Alumnus Robert Burch Provides $2.76 Million Endowment
by Gretchen Kell
Alan Auerbach, professor of economics and law at Berkeley, is the first Robert D. Burch Professor of Tax Policy and Public Finance and director of the new Burch Center for Tax Policy and Public Finance.
The new professorship and center were created through a $2.76 million endowment from Robert Dale Burch, a Berkeley alumnus and a member of Gibson, Dunn and Crutcher, the largest law firm in California.
Auerbach became a Berkeley faculty member last July following a nationwide search that began in November 1992 with the announcement of the Burch endowments. The chancellor asked the search committee to find a senior professor who "combined scholarly distinction, teaching ability, leadership, and dedication to public service" and who would develop a nationally prominent center for research into tax policies and government efficiency.
Auerbach said he plans to make the Burch Center a source of reliable and non-partisan research.
"One of the most important roles of academics is to anticipate the research needs of government and translate that research so that it will be accessible to policy makers," he said. "It seems that in Washington, there is rarely adequate time to initiate an independent study.
"With so much outside information flowing in from parties directly interested in legislative outcomes, policy makers find it difficult to differentiate the good from the bad or determine what the evidence really is.
"This is where research sponsored by the Burch Center can provide a real public service."
The center will involve faculty from the economics department andfrom the law school and other professional schools.
In his new professorship, Auerbach plans to develop a course sequence on tax policy open to graduate students from all departments and professional schools.
This cross-disciplinary seminar will challenge students to think about the more important issues in tax policy from a variety of perspectives.
"Economists and lawyers are often concerned with the same issues without fully appreciating or taking advantage of this shared interest," said Auerbach.

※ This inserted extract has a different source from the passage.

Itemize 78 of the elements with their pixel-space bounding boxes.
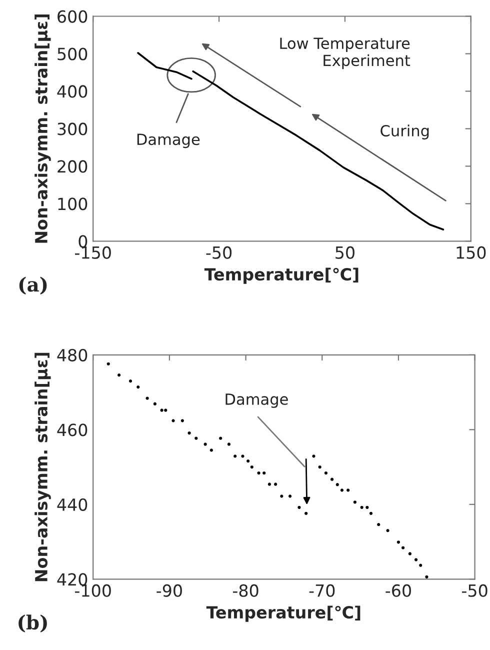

Although the analogy is not precise, he added, " economists tend to take a bird's eye view of problems, simplifying in order to draw general conclusions, while lawyers take a worm's eye view, to get closer to provisions and rulings and determine if result matches intent.
"Each group can gain by seeing things from the other's perspective."
Auerbach taught at both Harvard University and the University of Pennsylvania before coming to Berkeley.
He received his PhD from Harvard in 1978.
In addition to teaching, he has worked as a consultant to the US Treasury, the Office of Management and Budget, the International Monetary Fund, the World Bank, the Swedish Ministry of Finance, and the Joint Committee on Taxation of the US Congress.
Auerbach has written many publications including "Dynamic Fiscal Policy" with Laurence Kotlikoff, "Handbook of Public Economics" with Martin Feldstein, and "The Taxation of Capital Income."
John Quigley, chair of the Economics Department, said that Burch, the alumnus who provided the recent endowment, hopes to create the pre-eminent national center for the study of tax policy and public finance.
During his distinguished legal career, Burch has specialized in tax law and its implications.
He has also been the president of the Law Trust, Tax, and Insurance Council, and has been a lecturer at the University of Southern California Institute of Federal Taxation and the UCLA Law School.
Burch received his BS in business administration from Berkeley in 1950 and his JD from Boalt Hall in 1953.